Reviewed by DAVID L. VINEYARD:         


TODD RITTER – Death Notice. St. Martin’s Press/Minotaur Books, hardcover, October 2010.

TODD RITTER Death Notice

    Though the serial killer novel has been done to death and beyond, it’s still nice to see one take a different tack and do it successfully.

    Death Notice is a mystery/suspense entry set in Perry Hollow, Pennsylvania, where Police Chief Kat Campbell is raising her son and settling in for the quiet life — until two crimes strike — someone has stolen the local florist’s delivery van (“Perry Hollow was the kind of town where you could park a car and leave the keys in the ignition and know it would be safe. Until now.”) and someone has left a coffin on the side of the road … and not an empty one.

    The coffin turns out to have a body of a local man in it, murdered in a gruesome manner, and when Henry Goll, who does the obituaries for the local paper, reports he received a death notice for the victim before the man was murdered, the state police show up in the person of Nick Donnelly.

    Donnelly is the head of a task force assigned to track down the serial killer known as the “Betsy Ross Killer” because he embalms his victims alive and sews their lips shut while they are still breathing in the manner of the Perry Hollow victim.

    A second death notice arrives and then a second victim in Perry Hollow, but when the Betsy Ross Killer is caught, there is yet another murder in Perry Hollow.

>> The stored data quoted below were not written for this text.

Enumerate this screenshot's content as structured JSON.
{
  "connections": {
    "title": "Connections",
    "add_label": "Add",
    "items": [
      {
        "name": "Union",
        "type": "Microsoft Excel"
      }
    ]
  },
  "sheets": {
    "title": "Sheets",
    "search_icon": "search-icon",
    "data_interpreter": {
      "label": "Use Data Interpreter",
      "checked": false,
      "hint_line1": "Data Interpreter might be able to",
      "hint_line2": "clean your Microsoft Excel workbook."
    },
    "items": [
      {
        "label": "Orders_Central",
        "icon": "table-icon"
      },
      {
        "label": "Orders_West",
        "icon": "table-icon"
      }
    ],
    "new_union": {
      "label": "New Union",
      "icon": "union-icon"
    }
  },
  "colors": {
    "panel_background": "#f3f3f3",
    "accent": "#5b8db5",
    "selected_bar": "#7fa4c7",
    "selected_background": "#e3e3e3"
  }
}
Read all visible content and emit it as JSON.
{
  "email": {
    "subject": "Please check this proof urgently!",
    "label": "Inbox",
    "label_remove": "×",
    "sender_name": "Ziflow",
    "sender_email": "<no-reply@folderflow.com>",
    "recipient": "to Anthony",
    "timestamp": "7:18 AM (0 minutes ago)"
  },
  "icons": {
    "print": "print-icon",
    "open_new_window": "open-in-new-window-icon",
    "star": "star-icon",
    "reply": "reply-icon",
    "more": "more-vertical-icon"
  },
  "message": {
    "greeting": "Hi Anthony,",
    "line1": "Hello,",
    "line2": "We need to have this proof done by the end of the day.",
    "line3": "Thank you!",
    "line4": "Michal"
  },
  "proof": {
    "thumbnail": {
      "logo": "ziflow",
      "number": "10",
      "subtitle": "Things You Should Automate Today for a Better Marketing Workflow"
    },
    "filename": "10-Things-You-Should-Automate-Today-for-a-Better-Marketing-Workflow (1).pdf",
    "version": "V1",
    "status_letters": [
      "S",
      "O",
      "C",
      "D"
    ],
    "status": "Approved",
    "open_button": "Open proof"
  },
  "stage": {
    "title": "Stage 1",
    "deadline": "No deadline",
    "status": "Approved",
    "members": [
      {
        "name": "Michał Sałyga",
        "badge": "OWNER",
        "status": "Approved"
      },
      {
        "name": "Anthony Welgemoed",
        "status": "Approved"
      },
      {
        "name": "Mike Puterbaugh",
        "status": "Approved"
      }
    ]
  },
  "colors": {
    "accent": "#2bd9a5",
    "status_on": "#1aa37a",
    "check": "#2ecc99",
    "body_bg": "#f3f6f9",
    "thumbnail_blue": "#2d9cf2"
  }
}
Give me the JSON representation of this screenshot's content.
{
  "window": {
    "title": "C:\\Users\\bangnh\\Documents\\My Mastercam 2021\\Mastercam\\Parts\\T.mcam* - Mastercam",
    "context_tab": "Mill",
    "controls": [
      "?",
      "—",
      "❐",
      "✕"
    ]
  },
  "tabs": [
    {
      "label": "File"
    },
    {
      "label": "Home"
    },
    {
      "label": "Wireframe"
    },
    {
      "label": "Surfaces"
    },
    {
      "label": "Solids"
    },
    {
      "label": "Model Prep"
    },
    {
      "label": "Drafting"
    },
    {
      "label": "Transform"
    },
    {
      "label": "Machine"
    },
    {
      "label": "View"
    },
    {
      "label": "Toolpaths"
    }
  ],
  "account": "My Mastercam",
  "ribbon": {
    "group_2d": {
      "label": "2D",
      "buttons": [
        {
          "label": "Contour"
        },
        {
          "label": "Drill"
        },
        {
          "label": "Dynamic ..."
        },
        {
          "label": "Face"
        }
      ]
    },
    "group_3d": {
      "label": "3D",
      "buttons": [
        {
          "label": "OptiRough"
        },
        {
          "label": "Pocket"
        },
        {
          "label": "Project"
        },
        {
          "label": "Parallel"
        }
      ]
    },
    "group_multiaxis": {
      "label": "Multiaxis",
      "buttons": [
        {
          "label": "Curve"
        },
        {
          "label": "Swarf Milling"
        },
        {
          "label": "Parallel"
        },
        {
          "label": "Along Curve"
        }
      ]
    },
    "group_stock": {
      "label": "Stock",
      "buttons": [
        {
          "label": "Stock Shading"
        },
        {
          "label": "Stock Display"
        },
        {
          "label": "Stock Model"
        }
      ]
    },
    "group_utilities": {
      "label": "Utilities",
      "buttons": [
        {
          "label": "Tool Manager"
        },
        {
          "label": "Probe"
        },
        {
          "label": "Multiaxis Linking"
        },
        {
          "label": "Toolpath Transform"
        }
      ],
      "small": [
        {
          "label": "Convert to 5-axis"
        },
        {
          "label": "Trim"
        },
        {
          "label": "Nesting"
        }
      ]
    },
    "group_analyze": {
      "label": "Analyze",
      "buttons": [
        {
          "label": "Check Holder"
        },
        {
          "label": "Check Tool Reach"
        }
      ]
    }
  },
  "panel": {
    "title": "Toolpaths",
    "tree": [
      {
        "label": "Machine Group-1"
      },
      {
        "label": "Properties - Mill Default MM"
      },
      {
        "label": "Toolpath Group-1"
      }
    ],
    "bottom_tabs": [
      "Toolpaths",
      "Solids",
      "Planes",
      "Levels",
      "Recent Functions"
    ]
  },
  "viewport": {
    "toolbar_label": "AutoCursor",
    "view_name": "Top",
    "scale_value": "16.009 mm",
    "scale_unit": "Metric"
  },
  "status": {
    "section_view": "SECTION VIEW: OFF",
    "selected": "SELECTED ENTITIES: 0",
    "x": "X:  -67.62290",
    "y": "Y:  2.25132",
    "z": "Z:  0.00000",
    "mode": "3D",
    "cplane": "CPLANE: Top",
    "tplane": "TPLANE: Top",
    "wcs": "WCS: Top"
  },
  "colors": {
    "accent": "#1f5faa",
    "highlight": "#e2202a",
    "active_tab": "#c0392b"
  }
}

    Strange as it seemed, she had been hoping it was the work of Betsy Ross. Better the devil you know than the devil you don’t.

    Kat has her own personal serial killer on her hands, and it is someone she knows. Before it is over, the whole town will be in terror and Kat and her son in particular, while Donnelly finds his life and career in jeopardy, and Henry Goll discovers he is more than merely the messenger where these killings are concerned..

    Anyone who has ever worked for a small town paper or written obituaries will appreciate the insiders view of the job from a journalist for the New Jersey Star-Ledger.

    My only caveat is that since Ritter points out in the book that the first line of any obit is known in the business as “the Death Sentence,” that should have been his title. A minor complaint, and likely imposed by an editor or a publisher instead of the writer.

    The setting and setup may be cozy, but there is nothing cozy about this well written and twisty suspense novel that uses many of the tropes of the serial killer novel and the cozy, while creating an atmosphere of dread and terror counter balanced by good police procedure and likable well drawn characters (hopefully we will see more of Kat and Nick).

    Ritter manages the whole small town milieu without resorting to eccentrics or “characters,” which alone is enough to set him apart, and handles the grue and gore without falling into the trap of exploitation or reveling in them in the semi-pornographic manner of many better known writers in the field. His prose has the journalistic virtues of being crisp, analytical, and controlled.

    I didn’t buy the killer’s motive or reasoning completely, but Ritter handles it all with skill and a bit of panache so I am more than willing to give him this small conceit for the sake of an entertaining read.

    A new writer to watch, a good book with a well drawn setting and well drawn characters, and something a bit different in the over crowded serial killer field gets this one the highest of recommendations.